Karena itu jika ada orang kreatif yang berhasil
membuat batu marmer (marmer buatan) dengan penampilan dan kekuatan
menyerupai marmer asli dari alam adalah sesuatu yang cukup menghebohkan.
Penemuan ini membuka kesempatan bagi penggemar marmer untuk memiliki
perabotan berbahan baku ’batu mulia’ di rumahnya dengan harga
relatif terjangkau. Sementara bagi penemunya sendiri, jelas merupakan ladang yang bisa memberikan
rezeki untuk hidup sehari-hari.
Adalah Warsimin Adiwarsito, lelaki sederhana dari Desa
Mlese, Kecamatan Ceper, Klaten, Jawa Tengah yang berhasil membuat marmer
tiruan. Keindahan dan kekuatannya tak kalah dengan marmer alam. Jika melihat
penampilannya, mungkin siapa pun sulit percaya, pasalnya lelaki lugu yang
keunggulan produknya telah diakui oleh Lembaga Ilmu Pengetahuan Indonesia
(LIPI) ini ternyata tak tamat Sekolah Dasar.

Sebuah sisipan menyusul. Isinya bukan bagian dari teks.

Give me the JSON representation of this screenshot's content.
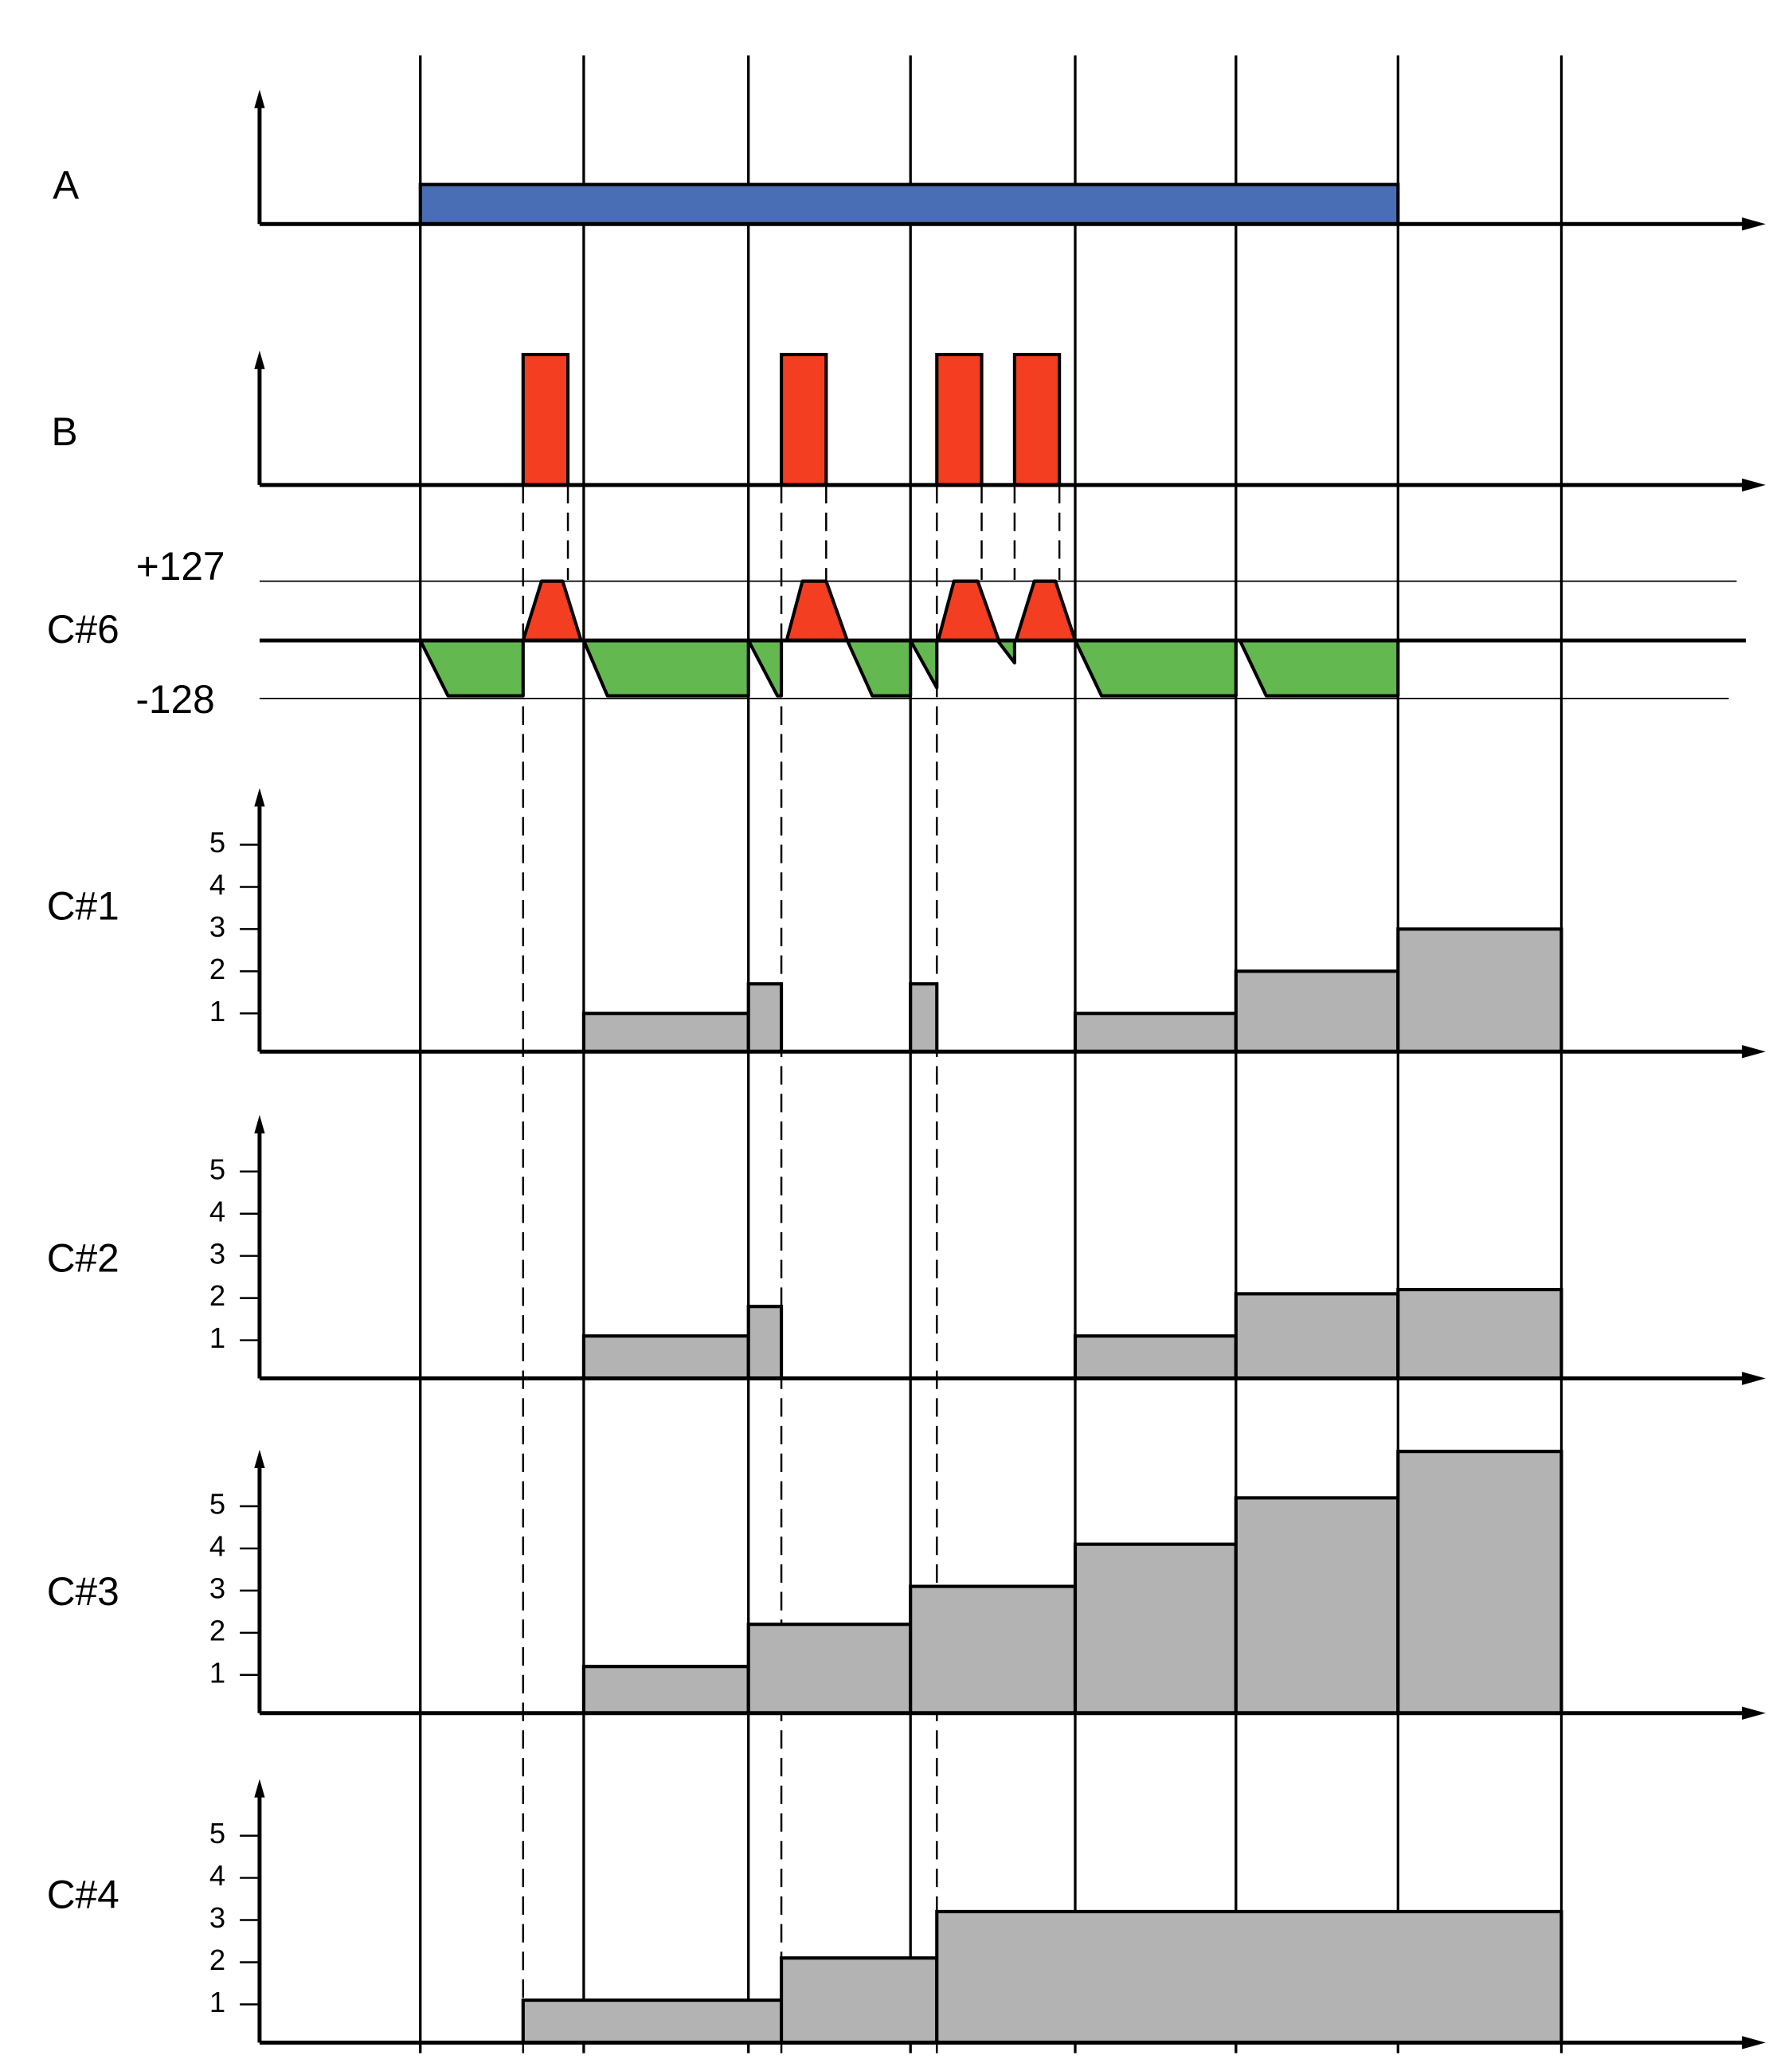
{
  "signals": {
    "a": "A",
    "b": "B",
    "c6": {
      "label": "C#6",
      "max": "+127",
      "min": "-128"
    }
  },
  "panels": [
    {
      "label": "C#1",
      "ticks": [
        1,
        2,
        3,
        4,
        5
      ],
      "levels": [
        1,
        1.7,
        1.7,
        1,
        2,
        3
      ]
    },
    {
      "label": "C#2",
      "ticks": [
        1,
        2,
        3,
        4,
        5
      ],
      "levels": [
        1.1,
        1.8,
        1.1,
        2.1,
        2.2
      ]
    },
    {
      "label": "C#3",
      "ticks": [
        1,
        2,
        3,
        4,
        5
      ],
      "levels": [
        1.2,
        2.2,
        3.1,
        4.1,
        5.2,
        6.3
      ]
    },
    {
      "label": "C#4",
      "ticks": [
        1,
        2,
        3,
        4,
        5
      ],
      "levels": [
        1.1,
        2.1,
        3.2
      ]
    }
  ]
}
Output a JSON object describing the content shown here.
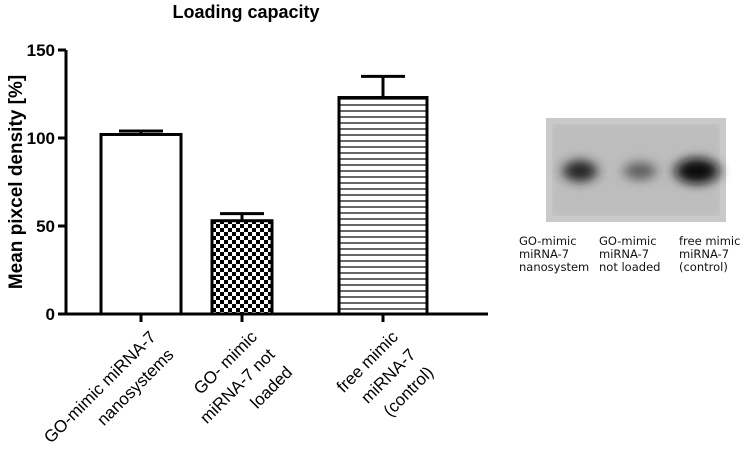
{
  "chart_data": {
    "type": "bar",
    "title": "Loading capacity",
    "ylabel": "Mean pixcel density [%]",
    "xlabel": "",
    "ylim": [
      0,
      150
    ],
    "yticks": [
      "0",
      "50",
      "100",
      "150"
    ],
    "categories": [
      [
        "GO-mimic miRNA-7",
        "nanosystems"
      ],
      [
        "GO- mimic",
        "miRNA-7 not",
        "loaded"
      ],
      [
        "free mimic",
        "miRNA-7",
        "(control)"
      ]
    ],
    "values": [
      102,
      53,
      123
    ],
    "errors": [
      2,
      4,
      12
    ],
    "fills": [
      "blank",
      "checkerboard",
      "horizontal-stripes"
    ],
    "grid": false,
    "legend": "none"
  },
  "blot": {
    "lane_labels": [
      [
        "GO-mimic",
        "miRNA-7",
        "nanosystem"
      ],
      [
        "GO-mimic",
        "miRNA-7",
        "not loaded"
      ],
      [
        "free mimic",
        "miRNA-7",
        "(control)"
      ]
    ],
    "band_intensity": [
      0.85,
      0.55,
      1.0
    ]
  }
}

Ide yang mendorong semangat Warsimin untuk membuat marmer
tiruan berawal dari pemahamannya tentang mahalnya harga barang ini. Ketika
itu, sekitar awal tahun 80-an, lelaki ulet ini adalah pedagang barang antik
yang sering keluar masuk desa untuk berburu barang antik. Dari pekerjaannya
ini, ia tahu perabotan dari marmer ternyata mahal harganya dan banyak
dicari orang. Warsimin kemudian berpikir, alangkah menguntungkannya
seandainya ia bisa membuat marmer tersebut.
Bila kebanyakan orang hanya berpikir ’seandainya’,
Warsimin justru berusaha mewujudkan gagasan tersebut dalam tindakan nyata.
Mulailah Warsimin yang tak tahu menahu tentang geologi ini melakukan
serangkaian percobaan di rumahnya sendiri.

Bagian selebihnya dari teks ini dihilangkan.